As mentioned above, a physicochemical characterization of nanomaterials is essential to understand their behavior. In the analyzed papers, the main parameters determined were particle size and size diameter, hydrodynamic diameter, polydispersity index, zeta potential, particle morphology and agglomeration state. Dynamic light scattering (DLS) was one of the most widely used techniques to determine particle size, size distribution, zeta potential, hydrodynamic diameter and polydispersity index. Transmission electronic microscopy (TEM) was used to determine particle size, morphology, particle shape and agglomeration. Zeta potential was determined mostly with a Zetasizer instrument. Other techniques such as inductively coupled plasma mass spectrometry (ICP-MS) and X-ray photoelectron spectroscopy (XPS) were applied to determine AgNPs concentrations and elemental composition respectively.

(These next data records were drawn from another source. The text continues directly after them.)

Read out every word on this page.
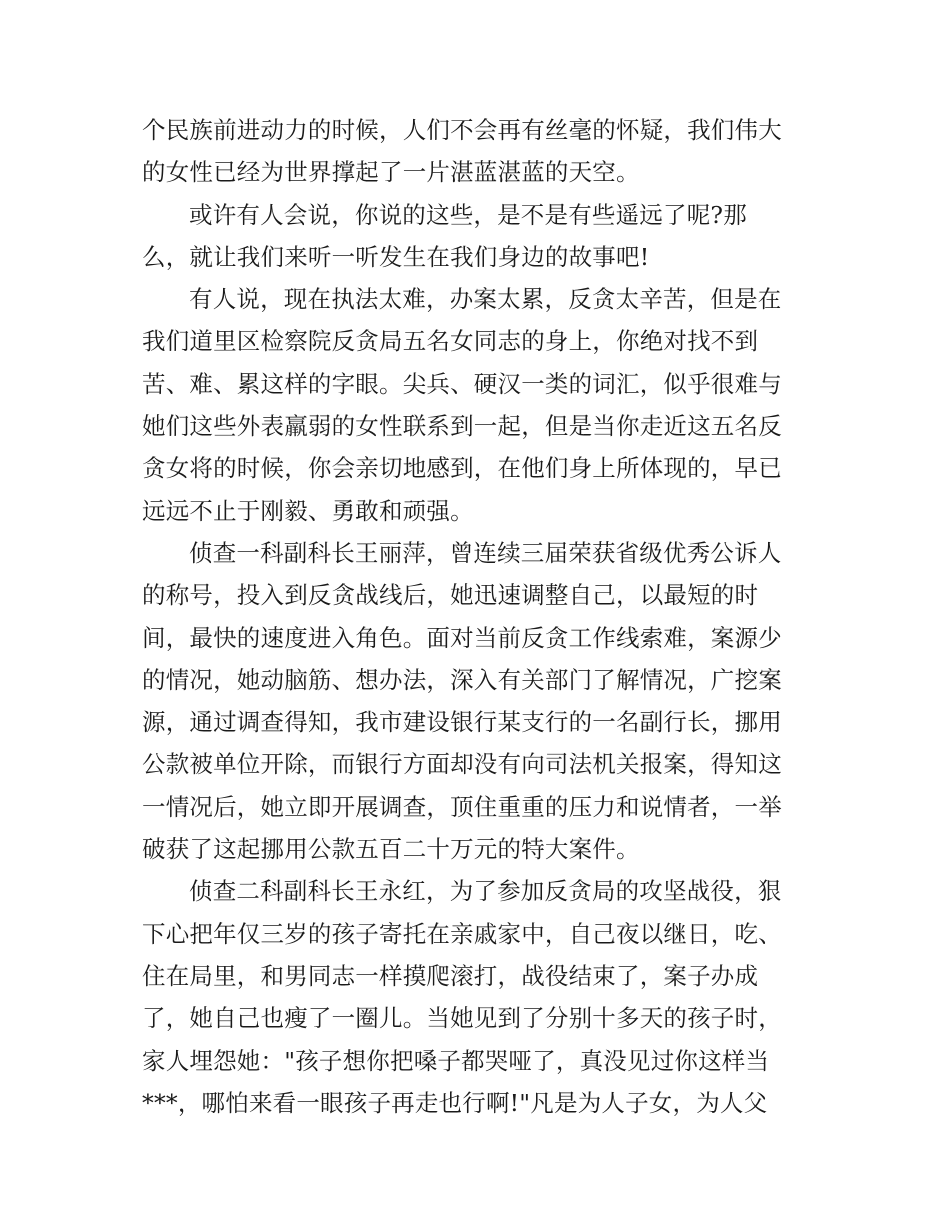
个民族前进动力的时候，人们不会再有丝毫的怀疑，我们伟大
的女性已经为世界撑起了一片湛蓝湛蓝的天空。
或许有人会说，你说的这些，是不是有些遥远了呢?那
么，就让我们来听一听发生在我们身边的故事吧!
有人说，现在执法太难，办案太累，反贪太辛苦，但是在
我们道里区检察院反贪局五名女同志的身上，你绝对找不到
苦、难、累这样的字眼。尖兵、硬汉一类的词汇，似乎很难与
她们这些外表羸弱的女性联系到一起，但是当你走近这五名反
贪女将的时候，你会亲切地感到，在他们身上所体现的，早已
远远不止于刚毅、勇敢和顽强。
侦查一科副科长王丽萍，曾连续三届荣获省级优秀公诉人
的称号，投入到反贪战线后，她迅速调整自己，以最短的时
间，最快的速度进入角色。面对当前反贪工作线索难，案源少
的情况，她动脑筋、想办法，深入有关部门了解情况，广挖案
源，通过调查得知，我市建设银行某支行的一名副行长，挪用
公款被单位开除，而银行方面却没有向司法机关报案，得知这
一情况后，她立即开展调查，顶住重重的压力和说情者，一举
破获了这起挪用公款五百二十万元的特大案件。
侦查二科副科长王永红，为了参加反贪局的攻坚战役，狠
下心把年仅三岁的孩子寄托在亲戚家中，自己夜以继日，吃、
住在局里，和男同志一样摸爬滚打，战役结束了，案子办成
了，她自己也瘦了一圈儿。当她见到了分别十多天的孩子时，
家人埋怨她："孩子想你把嗓子都哭哑了，真没见过你这样当
***，哪怕来看一眼孩子再走也行啊!"凡是为人子女，为人父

In summary, looking at all the results together, it appears to indicate that the AgNPs can produce genotoxic effects. Positive results were obtained in all type of assays, both in vitro and in vivo, although characteristics of each AgNPs and test conditions should be considered case-by-case AgNPs, as previously mentioned in the introduction, are highly used in consumer products, medicine and other sectors and this poses a worrying scenery that needs complete risk assessment evaluating real human exposure.